温棠见势不妙,赶忙横张开双臂,死死拦在门框前头,冲着那群失了智的女人急道:
“都站住!叫贵妃先出去!谁也不许推挤了贵妃!”
淳贵嫔混在人堆里,看着一切皆如设想中进行,唇角暗自勾起。
眼见得方妙意已踏出槅扇,淳贵嫔这才忽地扬起声调,惊惶大叫起来:
“众位姐妹,供台后头有水缸!里头有水!”
“快!快都端盆来扑火啊!”
可这大火烧身的当口,谁还愿意听淳贵嫔叫嚷,只一门心思往外逃命。
凤吟一瞧后头真有水缸,立马横眉竖目,爆出一声决然断喝:
“都让开!先来端水灭火!”
“贵妃有孕受不得烟气,必须得去外头待着,你们又是怎么了?!”
“外头又没有梯子能下楼,不赶紧救火,一会儿烧垮了房梁,咱们全得死!快啊!”
众妃嫔被凤吟这雷霆一吼,吓得哆嗦着醒过神来。
可这些个在闺阁里娇养大的千金小姐,早就骇得骨软筋酥,到底还是被凤吟硬扯去后头端水。
温棠见状,也立马上前拉人,大声斥道:
“不敢上去扑火的,便搭把手将水缸往外抬,别闲着等死!”
趁众人忙乱之际,淳贵嫔瞅准时机,闪身从东槅扇的门缝里溜出去。
外头冷风夹雪,她一抬眼,便见方妙意正背对阁楼,伏在栏杆上咳得撕心裂肺。
淳贵嫔脸上笑容愈发狰狞,她深吸一口寒气,猛地迈开大步,对着那裹着狐裘的后背便是一推。
“啊!”
惨叫声响起,却不是方妙意的。
淳贵嫔只觉脚下一滑,像是踩中什么滑溜溜的东西,整个人收势不及,重重撞在身前的白玉石栏上。

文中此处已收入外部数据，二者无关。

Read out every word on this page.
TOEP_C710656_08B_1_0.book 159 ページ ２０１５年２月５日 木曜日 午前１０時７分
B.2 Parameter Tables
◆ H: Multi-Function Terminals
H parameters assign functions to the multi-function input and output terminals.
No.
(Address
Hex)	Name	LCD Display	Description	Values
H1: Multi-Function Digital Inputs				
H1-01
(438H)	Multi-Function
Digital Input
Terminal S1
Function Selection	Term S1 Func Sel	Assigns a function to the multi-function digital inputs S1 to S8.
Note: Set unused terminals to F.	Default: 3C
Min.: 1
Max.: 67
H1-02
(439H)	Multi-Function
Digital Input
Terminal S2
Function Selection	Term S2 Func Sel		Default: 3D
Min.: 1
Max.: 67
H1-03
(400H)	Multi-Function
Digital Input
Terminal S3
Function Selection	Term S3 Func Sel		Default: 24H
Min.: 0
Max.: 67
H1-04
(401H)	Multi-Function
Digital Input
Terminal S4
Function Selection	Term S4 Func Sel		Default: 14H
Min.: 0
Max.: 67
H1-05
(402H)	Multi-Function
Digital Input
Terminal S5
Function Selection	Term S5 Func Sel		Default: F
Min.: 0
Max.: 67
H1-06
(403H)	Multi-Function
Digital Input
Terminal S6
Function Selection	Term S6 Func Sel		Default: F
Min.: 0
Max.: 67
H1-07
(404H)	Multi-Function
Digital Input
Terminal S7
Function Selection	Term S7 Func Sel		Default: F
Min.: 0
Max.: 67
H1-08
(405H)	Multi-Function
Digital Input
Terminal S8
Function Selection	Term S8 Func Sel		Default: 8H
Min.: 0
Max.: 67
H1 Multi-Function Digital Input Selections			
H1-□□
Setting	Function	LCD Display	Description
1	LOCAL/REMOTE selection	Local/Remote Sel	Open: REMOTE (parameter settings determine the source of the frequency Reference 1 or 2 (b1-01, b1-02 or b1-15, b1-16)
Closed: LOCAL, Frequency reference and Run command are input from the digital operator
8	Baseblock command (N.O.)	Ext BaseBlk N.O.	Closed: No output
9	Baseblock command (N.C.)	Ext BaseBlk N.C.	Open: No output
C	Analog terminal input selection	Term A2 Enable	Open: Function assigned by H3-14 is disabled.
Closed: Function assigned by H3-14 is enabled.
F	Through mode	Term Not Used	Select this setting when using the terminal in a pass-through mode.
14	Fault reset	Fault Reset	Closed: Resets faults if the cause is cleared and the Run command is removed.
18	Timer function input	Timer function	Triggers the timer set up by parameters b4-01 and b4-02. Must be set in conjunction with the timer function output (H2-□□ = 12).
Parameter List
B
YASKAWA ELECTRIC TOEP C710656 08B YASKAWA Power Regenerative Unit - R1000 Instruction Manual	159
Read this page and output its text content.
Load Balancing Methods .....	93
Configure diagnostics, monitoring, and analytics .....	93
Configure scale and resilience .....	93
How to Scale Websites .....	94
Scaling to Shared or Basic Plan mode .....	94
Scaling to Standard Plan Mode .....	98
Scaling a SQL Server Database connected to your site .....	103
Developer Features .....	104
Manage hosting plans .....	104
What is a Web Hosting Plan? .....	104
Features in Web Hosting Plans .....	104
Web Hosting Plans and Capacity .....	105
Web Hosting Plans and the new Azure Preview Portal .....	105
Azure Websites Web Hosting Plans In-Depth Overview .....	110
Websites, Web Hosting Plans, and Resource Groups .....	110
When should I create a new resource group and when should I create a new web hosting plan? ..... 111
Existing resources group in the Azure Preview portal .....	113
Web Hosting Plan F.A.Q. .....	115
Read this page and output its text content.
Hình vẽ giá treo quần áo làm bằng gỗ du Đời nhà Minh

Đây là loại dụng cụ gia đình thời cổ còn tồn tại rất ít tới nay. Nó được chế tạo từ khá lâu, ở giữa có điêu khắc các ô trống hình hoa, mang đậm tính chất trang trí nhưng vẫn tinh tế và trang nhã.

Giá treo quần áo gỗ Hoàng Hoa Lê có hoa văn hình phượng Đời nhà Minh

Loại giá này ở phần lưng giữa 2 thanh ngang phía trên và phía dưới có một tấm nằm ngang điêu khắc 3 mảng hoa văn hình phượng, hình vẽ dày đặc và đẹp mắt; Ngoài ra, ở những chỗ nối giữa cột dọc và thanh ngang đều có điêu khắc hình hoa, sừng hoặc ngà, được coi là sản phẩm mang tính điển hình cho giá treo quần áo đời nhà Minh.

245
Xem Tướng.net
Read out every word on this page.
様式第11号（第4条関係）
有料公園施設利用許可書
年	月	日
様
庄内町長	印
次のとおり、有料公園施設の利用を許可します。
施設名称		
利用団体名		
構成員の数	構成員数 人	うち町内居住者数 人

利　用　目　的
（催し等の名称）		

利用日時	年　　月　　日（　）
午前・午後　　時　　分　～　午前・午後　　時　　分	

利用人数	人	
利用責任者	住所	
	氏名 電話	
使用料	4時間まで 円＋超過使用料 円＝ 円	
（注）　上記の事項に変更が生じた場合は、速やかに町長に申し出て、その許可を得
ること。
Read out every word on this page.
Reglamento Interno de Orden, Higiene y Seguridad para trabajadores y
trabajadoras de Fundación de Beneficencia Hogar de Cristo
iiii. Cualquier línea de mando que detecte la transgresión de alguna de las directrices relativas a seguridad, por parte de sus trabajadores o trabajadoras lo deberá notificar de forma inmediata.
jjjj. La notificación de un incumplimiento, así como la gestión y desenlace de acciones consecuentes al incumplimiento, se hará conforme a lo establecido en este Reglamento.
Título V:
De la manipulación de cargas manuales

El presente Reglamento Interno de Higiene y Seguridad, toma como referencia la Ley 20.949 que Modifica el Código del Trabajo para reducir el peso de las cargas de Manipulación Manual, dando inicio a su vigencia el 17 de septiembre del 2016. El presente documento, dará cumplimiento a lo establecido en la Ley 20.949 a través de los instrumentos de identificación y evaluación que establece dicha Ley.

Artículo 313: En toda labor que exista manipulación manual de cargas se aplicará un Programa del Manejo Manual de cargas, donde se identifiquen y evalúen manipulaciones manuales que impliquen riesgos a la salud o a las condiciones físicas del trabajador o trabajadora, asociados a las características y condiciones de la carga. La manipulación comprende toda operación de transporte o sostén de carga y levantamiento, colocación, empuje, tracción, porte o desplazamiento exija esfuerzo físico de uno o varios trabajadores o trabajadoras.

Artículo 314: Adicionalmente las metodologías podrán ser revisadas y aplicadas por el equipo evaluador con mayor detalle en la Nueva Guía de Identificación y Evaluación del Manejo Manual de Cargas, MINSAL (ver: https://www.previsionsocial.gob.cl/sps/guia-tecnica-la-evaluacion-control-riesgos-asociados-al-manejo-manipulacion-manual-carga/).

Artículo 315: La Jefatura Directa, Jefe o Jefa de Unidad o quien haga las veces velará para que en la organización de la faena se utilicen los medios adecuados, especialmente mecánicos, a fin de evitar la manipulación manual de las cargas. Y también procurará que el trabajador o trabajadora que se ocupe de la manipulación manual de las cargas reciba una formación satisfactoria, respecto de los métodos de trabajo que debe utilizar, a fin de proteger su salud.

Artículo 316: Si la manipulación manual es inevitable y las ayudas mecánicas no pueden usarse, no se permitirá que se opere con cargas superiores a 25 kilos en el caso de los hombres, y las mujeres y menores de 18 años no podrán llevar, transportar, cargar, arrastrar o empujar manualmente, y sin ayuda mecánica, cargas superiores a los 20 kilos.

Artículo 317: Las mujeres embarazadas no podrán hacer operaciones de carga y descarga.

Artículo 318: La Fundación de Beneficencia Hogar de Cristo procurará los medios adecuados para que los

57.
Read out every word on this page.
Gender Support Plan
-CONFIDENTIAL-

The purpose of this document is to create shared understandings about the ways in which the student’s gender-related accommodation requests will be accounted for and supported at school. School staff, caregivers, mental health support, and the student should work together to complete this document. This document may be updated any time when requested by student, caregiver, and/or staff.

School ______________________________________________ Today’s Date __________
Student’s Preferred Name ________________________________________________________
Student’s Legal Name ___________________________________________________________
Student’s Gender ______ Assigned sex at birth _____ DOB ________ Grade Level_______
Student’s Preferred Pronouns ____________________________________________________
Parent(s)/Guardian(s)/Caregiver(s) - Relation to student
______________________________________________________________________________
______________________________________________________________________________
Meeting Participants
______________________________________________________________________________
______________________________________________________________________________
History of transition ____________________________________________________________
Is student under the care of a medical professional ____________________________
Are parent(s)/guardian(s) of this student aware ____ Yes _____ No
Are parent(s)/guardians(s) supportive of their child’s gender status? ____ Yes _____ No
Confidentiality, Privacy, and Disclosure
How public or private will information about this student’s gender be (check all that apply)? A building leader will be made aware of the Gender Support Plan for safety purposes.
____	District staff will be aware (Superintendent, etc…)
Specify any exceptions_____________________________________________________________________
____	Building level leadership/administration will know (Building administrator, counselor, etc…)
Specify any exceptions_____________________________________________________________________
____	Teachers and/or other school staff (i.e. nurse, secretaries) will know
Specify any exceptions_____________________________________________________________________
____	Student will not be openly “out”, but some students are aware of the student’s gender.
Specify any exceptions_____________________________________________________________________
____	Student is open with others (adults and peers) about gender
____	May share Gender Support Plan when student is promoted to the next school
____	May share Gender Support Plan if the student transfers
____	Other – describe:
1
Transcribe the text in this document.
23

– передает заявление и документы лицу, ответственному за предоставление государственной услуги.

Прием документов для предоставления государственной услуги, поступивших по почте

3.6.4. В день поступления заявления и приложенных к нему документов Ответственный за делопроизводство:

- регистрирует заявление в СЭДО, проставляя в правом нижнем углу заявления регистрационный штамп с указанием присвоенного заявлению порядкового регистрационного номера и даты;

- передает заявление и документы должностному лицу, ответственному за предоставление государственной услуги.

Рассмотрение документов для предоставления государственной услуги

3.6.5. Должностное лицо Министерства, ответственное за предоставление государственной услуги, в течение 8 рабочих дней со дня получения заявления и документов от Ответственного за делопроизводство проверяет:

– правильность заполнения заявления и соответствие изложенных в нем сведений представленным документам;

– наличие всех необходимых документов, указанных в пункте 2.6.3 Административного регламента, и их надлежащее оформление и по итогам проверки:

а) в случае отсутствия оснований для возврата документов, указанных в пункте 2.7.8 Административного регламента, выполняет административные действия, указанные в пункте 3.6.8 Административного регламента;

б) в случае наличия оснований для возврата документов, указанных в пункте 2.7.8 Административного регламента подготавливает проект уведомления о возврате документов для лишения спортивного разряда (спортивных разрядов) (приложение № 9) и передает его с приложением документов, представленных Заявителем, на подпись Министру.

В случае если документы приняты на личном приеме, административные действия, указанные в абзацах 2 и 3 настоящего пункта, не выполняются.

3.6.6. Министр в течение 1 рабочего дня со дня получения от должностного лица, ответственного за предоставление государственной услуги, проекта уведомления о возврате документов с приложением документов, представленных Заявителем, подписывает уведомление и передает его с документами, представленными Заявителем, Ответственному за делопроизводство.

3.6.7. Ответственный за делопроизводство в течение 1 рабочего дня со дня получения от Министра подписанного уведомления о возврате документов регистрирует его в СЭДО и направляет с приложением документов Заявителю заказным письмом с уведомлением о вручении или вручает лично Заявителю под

“喀喇”一声脆响,本该坚若磐石的栏杆,竟如朽木般轻巧断裂。原是昨儿夜里,她亲自命人偷偷锯断过半边,结果自然是一撞便断!
生死一瞬,淳贵嫔手忙脚乱地向前猛抓,想去扯明贵妃那袭名贵的狐裘。
明贵妃却像是身后长眼,腰肢一扭,轻盈地旋身躲开。
冷风掀开了“明贵妃”的兜帽,淳贵嫔仰头栽下雨花阁的一刹那,终于看清了那张脸。
这人哪里是方妙意?分明是穿着贵妃衣裳的画锦!
原来画锦今晨便悄不作声地摸上楼来,一个人藏在槅扇外头,等的就是她自投罗网。
中计了!
风声在耳边呼啸,淳贵嫔陡然反应过来,却为时已晚。
“咚”的一声巨响,沉闷得似是能把天灵盖震碎,让阁楼里正端水救火的众人齐齐愣在原地。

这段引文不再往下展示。